A alegada perseguição é o mantra da defesa política quando a defesa jurídica não prospera.
Verdade que os partidos
mais atingidos na Lava Jato são PT, PP e PMDB. No Supremo, dentre os 17
políticos acusados, 9 são do PP, 4 do PMDB, 3 do PT e 1 do PTC.
Contudo, isso não ocorre
por escolha dos investigadores, e sim porque as indicações de dirigentes
de órgãos federais se dão pelo partido no poder ou sua base aliada.
Assim, os cargos de diretoria da Petrobras foram ocupados por essas
legendas, e não pela oposição ao governo petista.
O ataque mendaz à
credibilidade da Lava Jato e dos investigadores tem um propósito.
Prepara-se o terreno para, em evidente desvio de finalidade, aprovar
projetos de abuso de autoridade, de obstáculos à colaboração premiada,
de alterações na leniência e de anistia ao caixa dois.
O Brasil, quarta nação mais corrupta do mundo segundo ranking do Fórum Econômico Mundial, está numa encruzilhada.
Se forem aprovados
projetos como os mencionados, seguiremos o caminho da Itália, que, nas
palavras de um procurador da Mãos Limpas -operação da década de 90
semelhante à Lava Jato-, lutou contra a corrupção, mas perdeu.
O Brasil, porém, pode
seguir os passos de Hong Kong, nos anos 1960 considerado o lugar mais
corrupto do mundo.

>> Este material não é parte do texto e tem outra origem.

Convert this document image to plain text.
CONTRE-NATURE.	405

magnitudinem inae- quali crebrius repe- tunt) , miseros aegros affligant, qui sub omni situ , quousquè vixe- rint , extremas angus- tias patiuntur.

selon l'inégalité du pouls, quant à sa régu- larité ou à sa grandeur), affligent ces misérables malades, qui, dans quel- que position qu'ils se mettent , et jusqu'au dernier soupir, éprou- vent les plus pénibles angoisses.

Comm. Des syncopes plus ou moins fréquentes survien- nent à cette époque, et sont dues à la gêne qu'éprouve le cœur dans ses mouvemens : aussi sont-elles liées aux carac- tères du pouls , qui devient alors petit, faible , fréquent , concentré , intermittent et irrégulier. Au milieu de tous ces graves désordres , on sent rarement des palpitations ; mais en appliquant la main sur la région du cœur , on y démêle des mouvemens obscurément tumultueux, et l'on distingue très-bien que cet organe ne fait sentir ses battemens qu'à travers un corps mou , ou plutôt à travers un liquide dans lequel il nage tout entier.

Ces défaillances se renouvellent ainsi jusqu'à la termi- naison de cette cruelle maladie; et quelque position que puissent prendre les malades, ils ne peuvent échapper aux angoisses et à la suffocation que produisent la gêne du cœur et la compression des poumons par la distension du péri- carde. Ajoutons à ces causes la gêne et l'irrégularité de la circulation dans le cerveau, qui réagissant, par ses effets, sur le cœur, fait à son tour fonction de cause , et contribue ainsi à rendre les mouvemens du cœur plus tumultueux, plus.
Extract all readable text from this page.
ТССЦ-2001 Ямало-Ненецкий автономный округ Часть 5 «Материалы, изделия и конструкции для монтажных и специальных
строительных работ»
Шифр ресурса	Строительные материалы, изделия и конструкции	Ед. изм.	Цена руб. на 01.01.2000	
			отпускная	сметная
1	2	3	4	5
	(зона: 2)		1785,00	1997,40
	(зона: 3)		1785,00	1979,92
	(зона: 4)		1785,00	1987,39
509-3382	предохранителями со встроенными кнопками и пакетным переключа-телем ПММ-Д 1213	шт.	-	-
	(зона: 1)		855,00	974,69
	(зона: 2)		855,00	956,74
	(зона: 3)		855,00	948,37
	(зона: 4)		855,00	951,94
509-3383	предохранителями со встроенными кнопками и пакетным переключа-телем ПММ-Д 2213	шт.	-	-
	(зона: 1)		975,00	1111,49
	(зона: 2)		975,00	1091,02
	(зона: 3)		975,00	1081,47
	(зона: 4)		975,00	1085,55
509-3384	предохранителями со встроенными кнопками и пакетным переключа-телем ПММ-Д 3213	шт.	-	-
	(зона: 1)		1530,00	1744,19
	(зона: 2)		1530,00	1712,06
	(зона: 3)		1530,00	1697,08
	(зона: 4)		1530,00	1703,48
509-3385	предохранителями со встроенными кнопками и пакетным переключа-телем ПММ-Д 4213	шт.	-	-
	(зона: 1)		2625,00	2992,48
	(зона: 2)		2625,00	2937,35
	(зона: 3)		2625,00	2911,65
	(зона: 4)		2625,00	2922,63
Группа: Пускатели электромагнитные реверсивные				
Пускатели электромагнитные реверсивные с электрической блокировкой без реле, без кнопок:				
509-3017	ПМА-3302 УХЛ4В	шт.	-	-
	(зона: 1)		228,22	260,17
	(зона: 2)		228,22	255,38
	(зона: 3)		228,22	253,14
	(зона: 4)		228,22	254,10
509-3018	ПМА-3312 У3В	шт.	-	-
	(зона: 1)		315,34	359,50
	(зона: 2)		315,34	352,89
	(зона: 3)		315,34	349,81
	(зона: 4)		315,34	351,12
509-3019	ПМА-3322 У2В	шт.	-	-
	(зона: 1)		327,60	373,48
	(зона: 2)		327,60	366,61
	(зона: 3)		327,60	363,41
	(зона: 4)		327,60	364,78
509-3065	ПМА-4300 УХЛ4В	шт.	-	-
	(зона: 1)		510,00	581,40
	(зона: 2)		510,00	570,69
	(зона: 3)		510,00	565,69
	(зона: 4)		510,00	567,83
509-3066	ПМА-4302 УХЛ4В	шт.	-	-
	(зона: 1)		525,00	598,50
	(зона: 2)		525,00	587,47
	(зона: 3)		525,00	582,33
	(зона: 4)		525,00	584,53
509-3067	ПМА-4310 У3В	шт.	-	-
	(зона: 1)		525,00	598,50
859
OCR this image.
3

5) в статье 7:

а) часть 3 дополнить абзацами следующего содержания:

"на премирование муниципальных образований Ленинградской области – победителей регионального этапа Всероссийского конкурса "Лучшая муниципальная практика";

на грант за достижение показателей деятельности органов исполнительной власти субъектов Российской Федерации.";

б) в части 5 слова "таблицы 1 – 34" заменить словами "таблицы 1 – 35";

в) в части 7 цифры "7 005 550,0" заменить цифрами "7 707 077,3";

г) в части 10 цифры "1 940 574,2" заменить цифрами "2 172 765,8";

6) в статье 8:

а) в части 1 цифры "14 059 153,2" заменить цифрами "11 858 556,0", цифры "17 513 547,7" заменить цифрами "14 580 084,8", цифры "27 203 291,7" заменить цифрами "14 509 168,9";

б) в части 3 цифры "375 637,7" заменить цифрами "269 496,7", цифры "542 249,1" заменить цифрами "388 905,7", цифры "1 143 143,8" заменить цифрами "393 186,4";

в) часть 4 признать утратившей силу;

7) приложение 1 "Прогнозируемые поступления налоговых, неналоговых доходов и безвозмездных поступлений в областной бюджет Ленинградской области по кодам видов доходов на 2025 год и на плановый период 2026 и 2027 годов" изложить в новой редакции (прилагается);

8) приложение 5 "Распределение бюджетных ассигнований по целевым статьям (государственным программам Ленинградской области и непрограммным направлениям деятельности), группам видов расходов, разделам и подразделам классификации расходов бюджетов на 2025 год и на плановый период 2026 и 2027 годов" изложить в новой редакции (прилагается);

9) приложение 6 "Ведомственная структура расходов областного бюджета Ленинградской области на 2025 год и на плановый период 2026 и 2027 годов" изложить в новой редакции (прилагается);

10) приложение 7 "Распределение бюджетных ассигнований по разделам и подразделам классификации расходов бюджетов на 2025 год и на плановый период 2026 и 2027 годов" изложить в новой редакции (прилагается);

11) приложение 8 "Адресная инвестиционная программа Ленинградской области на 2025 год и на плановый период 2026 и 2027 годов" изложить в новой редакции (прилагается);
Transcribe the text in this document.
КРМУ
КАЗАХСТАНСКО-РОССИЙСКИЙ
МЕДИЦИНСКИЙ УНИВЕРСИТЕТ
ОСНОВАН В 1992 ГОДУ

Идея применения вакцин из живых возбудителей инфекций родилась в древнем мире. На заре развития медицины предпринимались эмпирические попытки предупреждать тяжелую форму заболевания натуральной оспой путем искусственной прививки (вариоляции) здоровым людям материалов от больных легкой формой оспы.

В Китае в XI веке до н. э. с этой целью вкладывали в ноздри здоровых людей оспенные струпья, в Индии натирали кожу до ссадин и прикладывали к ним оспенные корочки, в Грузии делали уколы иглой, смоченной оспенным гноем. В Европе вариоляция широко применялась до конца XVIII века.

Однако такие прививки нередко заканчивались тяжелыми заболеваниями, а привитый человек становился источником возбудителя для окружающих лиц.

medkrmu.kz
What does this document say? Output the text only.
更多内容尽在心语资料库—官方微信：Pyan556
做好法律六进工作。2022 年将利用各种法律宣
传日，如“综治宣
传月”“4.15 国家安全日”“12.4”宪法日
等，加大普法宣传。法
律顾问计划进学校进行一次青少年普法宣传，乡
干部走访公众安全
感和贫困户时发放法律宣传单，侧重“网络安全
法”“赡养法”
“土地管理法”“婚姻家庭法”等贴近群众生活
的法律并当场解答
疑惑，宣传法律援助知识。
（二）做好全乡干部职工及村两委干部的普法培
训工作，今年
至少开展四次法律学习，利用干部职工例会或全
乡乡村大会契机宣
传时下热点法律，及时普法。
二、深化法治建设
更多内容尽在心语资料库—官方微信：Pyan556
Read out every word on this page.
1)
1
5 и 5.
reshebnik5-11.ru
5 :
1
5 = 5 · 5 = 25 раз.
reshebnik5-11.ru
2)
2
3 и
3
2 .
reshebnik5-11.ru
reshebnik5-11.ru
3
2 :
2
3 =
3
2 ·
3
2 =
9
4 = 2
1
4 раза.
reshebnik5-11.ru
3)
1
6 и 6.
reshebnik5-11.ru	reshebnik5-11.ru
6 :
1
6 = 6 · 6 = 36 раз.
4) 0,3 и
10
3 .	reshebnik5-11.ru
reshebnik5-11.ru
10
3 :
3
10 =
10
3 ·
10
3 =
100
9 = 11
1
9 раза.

Após um escândalo na década seguinte, realizaram-se
reformas e, hoje, é o 18º país mais honesto no ranking da Transparência
Internacional (o Brasil está na 76ª posição).
A história do Brasil é
também uma história de fracassos na luta contra a corrupção. Casos como
Anões do Orçamento, Marka Fonte-Cindam, Propinoduto, Banestado, Maluf,
Castelo de Areia, Boi Barrica e tantos outros caíram na vala comum da
impunidade.
A corrupção tem alto custo ao país. Temos de fechar essas brechas por onde escapam os ladrões e o dinheiro público.
Alterações legislativas,
como a reforma política e as dez medidas contra a corrupção, sanam
problemas estruturais e podem nos pôr no rumo de Hong Kong, o que
recomenda seu debate, aperfeiçoamento e aprovação pelo Congresso.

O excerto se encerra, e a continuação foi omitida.